Coming out from New York City on the Hampton Jitney late last Friday evening to our car in the lot next to Stop & Shop, I saw into the park that indeed the work was finished. The ball field was still there, in the same spot, but all spruced up.
Looking closely into the darkness, though, it seemed there were more tennis courts out beyond left field, into which, at many prior games, some of our more muscular hitters have plunked long home runs over the chain-link tennis court fence.
“Hitting it into the tennis courts” is the phrase used to express this awesomeness. I recall one hit by Dale Berra, a former Pittsburgh Pirates ballplayer at bat to start the first inning of a game some years ago, where his father, catcher Yogi Berra, threw out the first ball.
I’d been told last winter that the plan was to add pickleball courts out there. They’re smaller than tennis courts. But such a fuss got kicked up by folks living next door to the park angry about the loud banging noise made by pickleball paddles hitting pickleballs and, maybe, the yelps and cries of the elderly, many of whom love this game but get injured playing it. So, no pickleball. Instead, more tennis courts. Pock, pock.
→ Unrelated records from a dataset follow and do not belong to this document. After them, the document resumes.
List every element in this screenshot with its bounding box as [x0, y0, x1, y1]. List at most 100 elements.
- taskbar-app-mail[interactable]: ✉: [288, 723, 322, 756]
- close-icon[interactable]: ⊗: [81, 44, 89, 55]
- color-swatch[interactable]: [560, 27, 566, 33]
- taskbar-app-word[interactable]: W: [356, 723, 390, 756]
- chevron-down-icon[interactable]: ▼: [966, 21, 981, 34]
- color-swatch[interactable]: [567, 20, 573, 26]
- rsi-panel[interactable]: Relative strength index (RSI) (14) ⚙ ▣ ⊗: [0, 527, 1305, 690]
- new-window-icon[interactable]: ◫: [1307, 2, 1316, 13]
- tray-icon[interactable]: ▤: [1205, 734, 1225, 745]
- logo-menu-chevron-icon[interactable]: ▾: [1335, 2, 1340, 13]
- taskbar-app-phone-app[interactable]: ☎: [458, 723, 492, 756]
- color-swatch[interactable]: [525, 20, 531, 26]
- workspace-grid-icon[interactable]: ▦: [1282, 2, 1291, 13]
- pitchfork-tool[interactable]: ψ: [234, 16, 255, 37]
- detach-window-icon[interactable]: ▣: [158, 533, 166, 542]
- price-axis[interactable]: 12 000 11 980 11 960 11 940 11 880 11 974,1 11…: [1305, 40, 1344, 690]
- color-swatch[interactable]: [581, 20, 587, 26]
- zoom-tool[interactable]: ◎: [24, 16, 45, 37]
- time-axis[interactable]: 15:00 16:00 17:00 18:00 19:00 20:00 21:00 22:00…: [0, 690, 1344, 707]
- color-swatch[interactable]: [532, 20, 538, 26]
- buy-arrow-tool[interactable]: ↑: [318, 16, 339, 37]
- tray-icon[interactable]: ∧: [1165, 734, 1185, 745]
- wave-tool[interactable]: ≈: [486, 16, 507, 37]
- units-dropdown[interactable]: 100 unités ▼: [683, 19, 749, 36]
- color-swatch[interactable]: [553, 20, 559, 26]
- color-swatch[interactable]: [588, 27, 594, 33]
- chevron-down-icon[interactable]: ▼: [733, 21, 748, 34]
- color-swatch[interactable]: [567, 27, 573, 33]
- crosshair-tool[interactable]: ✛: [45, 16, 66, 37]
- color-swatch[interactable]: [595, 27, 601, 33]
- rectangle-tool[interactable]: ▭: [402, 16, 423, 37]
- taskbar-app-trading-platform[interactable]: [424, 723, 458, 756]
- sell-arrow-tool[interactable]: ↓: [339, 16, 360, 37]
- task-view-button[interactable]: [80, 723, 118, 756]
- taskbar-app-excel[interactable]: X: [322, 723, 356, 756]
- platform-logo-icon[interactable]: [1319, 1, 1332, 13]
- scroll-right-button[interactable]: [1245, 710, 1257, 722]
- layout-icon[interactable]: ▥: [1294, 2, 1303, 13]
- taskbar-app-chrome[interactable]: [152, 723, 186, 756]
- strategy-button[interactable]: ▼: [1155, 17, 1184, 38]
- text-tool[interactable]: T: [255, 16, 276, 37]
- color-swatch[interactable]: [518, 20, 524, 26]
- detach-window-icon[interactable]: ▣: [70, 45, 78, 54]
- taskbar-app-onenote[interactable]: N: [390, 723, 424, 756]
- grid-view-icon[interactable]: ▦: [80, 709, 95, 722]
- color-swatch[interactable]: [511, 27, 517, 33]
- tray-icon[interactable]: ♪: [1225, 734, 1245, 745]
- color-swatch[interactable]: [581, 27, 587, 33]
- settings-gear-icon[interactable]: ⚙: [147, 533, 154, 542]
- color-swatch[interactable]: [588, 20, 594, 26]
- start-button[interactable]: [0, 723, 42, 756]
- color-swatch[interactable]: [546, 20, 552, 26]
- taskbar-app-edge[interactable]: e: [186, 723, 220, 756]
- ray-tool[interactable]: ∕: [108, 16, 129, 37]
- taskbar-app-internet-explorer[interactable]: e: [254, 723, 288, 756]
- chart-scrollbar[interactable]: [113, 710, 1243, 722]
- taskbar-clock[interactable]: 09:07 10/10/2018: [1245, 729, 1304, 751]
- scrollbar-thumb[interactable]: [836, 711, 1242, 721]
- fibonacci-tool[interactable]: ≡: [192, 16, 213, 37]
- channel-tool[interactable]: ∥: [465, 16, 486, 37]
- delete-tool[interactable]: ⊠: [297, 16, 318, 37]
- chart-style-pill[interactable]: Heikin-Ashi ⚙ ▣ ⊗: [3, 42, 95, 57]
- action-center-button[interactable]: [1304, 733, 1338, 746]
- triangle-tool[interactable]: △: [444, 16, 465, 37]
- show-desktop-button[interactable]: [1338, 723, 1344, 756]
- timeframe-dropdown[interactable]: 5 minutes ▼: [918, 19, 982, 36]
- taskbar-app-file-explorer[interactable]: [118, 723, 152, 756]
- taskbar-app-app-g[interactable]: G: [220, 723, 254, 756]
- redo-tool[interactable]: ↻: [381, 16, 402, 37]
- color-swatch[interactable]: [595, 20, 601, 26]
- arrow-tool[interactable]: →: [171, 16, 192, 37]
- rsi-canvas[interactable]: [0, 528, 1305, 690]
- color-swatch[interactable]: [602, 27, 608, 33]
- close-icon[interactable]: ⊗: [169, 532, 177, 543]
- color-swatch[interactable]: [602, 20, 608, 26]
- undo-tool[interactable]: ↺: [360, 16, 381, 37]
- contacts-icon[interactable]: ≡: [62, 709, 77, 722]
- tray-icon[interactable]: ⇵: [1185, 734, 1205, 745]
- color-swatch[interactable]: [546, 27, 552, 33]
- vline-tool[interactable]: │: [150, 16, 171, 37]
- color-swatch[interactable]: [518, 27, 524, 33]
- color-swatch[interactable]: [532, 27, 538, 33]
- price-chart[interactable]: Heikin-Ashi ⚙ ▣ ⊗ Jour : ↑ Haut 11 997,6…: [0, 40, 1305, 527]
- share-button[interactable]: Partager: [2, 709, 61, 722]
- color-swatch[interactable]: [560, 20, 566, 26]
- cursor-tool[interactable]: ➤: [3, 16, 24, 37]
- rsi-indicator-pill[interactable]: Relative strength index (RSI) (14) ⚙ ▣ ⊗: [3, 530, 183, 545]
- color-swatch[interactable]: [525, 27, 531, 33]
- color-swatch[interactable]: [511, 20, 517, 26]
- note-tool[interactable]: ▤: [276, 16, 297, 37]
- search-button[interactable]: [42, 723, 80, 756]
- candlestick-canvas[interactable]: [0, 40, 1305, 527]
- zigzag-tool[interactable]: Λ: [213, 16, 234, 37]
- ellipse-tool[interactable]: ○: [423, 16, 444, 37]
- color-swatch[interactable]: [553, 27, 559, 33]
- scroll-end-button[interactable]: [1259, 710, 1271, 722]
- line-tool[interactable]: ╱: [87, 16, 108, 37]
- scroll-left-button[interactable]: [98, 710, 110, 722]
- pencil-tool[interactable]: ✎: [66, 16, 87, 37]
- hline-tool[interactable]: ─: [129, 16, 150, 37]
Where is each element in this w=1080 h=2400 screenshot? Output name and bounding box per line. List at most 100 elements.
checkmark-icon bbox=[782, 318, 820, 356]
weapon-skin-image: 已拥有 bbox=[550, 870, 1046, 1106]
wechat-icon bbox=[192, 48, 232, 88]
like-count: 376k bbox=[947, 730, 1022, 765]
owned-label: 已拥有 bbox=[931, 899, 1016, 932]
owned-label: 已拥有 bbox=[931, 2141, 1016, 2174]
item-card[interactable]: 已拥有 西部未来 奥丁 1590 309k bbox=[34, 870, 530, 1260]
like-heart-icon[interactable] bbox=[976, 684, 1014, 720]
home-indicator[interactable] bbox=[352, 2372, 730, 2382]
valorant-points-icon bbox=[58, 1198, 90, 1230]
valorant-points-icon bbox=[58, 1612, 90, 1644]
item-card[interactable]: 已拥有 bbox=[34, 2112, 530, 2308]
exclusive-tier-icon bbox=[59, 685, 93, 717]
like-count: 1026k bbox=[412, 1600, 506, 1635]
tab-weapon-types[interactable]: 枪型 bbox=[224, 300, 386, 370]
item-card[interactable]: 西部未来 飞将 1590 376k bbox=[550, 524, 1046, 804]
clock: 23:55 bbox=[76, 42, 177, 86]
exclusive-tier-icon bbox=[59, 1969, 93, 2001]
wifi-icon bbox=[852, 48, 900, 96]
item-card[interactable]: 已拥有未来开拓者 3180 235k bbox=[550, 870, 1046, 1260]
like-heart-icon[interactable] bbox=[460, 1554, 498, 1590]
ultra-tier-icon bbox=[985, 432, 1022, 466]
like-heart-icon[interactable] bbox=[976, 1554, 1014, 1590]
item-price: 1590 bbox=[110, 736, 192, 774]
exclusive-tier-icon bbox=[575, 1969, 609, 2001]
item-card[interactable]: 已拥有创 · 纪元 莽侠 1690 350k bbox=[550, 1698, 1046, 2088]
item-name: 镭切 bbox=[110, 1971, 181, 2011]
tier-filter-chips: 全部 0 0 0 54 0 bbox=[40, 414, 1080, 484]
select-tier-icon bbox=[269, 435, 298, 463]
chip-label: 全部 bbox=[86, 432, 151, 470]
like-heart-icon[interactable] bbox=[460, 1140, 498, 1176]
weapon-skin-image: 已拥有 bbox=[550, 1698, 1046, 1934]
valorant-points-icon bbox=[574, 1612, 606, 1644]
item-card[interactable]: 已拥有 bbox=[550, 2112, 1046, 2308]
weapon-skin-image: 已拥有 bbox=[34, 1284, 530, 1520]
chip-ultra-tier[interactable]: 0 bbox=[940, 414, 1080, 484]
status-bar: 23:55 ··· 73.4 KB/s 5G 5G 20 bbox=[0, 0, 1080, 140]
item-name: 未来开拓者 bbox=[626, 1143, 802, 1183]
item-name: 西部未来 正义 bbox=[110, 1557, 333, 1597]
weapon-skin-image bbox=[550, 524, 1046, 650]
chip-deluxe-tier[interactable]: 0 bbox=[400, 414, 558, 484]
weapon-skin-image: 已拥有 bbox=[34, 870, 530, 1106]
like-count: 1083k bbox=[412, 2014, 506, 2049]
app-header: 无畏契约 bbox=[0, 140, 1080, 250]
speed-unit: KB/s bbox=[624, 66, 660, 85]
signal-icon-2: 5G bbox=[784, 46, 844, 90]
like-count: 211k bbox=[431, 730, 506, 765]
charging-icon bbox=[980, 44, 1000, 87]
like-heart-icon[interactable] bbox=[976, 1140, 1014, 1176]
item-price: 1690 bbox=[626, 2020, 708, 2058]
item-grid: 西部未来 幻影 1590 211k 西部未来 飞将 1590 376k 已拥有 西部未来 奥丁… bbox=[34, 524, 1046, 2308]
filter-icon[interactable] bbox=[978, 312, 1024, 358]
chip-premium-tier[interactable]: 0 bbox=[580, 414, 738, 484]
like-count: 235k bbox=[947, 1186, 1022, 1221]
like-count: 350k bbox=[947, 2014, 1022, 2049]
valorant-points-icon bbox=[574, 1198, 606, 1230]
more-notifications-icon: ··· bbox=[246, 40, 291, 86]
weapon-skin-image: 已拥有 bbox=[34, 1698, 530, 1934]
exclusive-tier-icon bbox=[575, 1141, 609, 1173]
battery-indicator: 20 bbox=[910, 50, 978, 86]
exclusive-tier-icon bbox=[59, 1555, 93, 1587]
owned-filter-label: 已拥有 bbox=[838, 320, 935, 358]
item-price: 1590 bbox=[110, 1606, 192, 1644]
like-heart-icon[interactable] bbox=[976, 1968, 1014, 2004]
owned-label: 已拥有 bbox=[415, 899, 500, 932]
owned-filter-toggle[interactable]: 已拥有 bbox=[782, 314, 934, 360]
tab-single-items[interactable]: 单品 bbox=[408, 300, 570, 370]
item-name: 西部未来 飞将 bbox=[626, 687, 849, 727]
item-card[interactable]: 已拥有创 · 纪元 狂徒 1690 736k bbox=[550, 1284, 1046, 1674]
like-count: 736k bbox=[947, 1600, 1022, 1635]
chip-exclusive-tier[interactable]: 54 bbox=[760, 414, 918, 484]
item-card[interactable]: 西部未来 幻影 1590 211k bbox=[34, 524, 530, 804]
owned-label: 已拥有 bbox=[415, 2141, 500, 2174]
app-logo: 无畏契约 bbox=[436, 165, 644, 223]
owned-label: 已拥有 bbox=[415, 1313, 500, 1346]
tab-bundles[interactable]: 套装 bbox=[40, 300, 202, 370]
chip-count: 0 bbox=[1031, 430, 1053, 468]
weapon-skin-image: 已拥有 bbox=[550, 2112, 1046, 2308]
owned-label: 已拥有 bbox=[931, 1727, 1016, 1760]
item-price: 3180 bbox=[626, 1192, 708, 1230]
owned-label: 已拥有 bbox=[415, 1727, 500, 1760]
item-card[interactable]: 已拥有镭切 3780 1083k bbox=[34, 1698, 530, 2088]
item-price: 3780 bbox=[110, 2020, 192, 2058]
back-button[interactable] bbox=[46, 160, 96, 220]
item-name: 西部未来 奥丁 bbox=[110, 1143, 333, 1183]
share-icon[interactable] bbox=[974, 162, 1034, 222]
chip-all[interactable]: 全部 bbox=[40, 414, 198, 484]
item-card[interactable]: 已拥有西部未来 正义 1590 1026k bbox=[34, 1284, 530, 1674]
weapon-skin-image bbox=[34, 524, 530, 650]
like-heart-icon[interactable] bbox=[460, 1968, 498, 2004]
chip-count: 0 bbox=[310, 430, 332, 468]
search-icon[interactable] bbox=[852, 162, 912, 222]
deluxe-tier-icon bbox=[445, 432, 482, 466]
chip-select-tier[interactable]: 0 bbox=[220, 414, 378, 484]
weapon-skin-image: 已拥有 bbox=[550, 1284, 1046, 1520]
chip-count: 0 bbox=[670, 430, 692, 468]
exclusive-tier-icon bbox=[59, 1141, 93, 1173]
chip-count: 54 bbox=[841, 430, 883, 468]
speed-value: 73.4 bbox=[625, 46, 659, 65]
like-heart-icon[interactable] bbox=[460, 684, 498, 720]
But something seemed wrong. It appeared to me that the chain-link fence of the new tennis courts was closer to home plate than it had been before, thus shortening left field. Would that be a problem? Would people be hitting home runs all over the place? That could play havoc with how the game was played.
The old chain-link fence was 10-feet high. This new fence looked to be 20-feet high. Maybe it was closer but nevertheless okay. The Green Monster, the 37-foot-high left-field wall at Fenway Park where the Boston Red Sox play, though closer, is harder to hit over.
Well, I’ve got to make a report to the board about all this. And it needs to be accurate.
How do I measure the new distance between home plate and the new chain-link fence? In Little League, I knew, the distance would be at least 220 feet. And this was a Little League field. Maybe I could tape measure it. But tape measures do not zip out hundreds of feet. Well, I could pace it. But pacing would not be accurate.
Then I thought about golf, specifically golf at the Atlantic Golf Club where I’d been a member, remembering that caddies sometimes carry little telescopes they peer through that gives them the distance from the ball to the hole. Maybe Dennis Suskind, the president of the club, could send somebody down with such a telescope.
Or maybe I could call the village and the clerk there could tell me the number of feet from a set of plans. Or tell me who to call to get that measurement.
But then I thought, why bother these busy people?
I could Google it. Or better yet, I could ask Bing. With AI, you can ask Bing just about anything. So I asked:
“What is the distance between home plate and the left field fence at the new sandlot baseball field in Herrick Park, East Hampton?”
Response: The distance between home plate and the left field wall at the new sandlot baseball field in Herrick Park East Hampton is not easy to find online, but I can try to estimate it based on some information I found.
According to the East Hampton Village website, the new design, based on the conceptual designs by LaGuardia Design Group, looks like the left field line of the field line will be close to the edge of the park, and using Google Maps to measure the approximate dimensions of the park, I estimate that the left field line of the baseball field will be about 250 feet from home plate. This is just an educated guess, and it may not be accurate.
If you want to know the exact distance, you may have to visit the park and measure it yourself.
“Please give me the phone number for the LaGuardia Design Group in New York.”
The phone number in New York is 631-726-1403. This is their main office in Water Mill. They also have an office in Manhattan, but the same number applies.
I dialed the number and left a message. But they never called me back.
Two days later, I decided to call the village. They told me the distance was 225 feet, according to Landtek, who designed the new park. (The LaGuardia proposal that Bing saw had not gone forward.) And Mayor Jerry Larsen had this to say about the game.
“The game is very important to the village, and we want to make sure it happens here. We give it our full support.”
So yesterday afternoon, I took a bat and two softballs down to the park and hit them out into the sunshine of left field. The chain link was not 20 feet high. It was 10 feet high. It had just seemed higher in the dark. And the distance to the fence was fine. So this was a whole lot of nuthin’.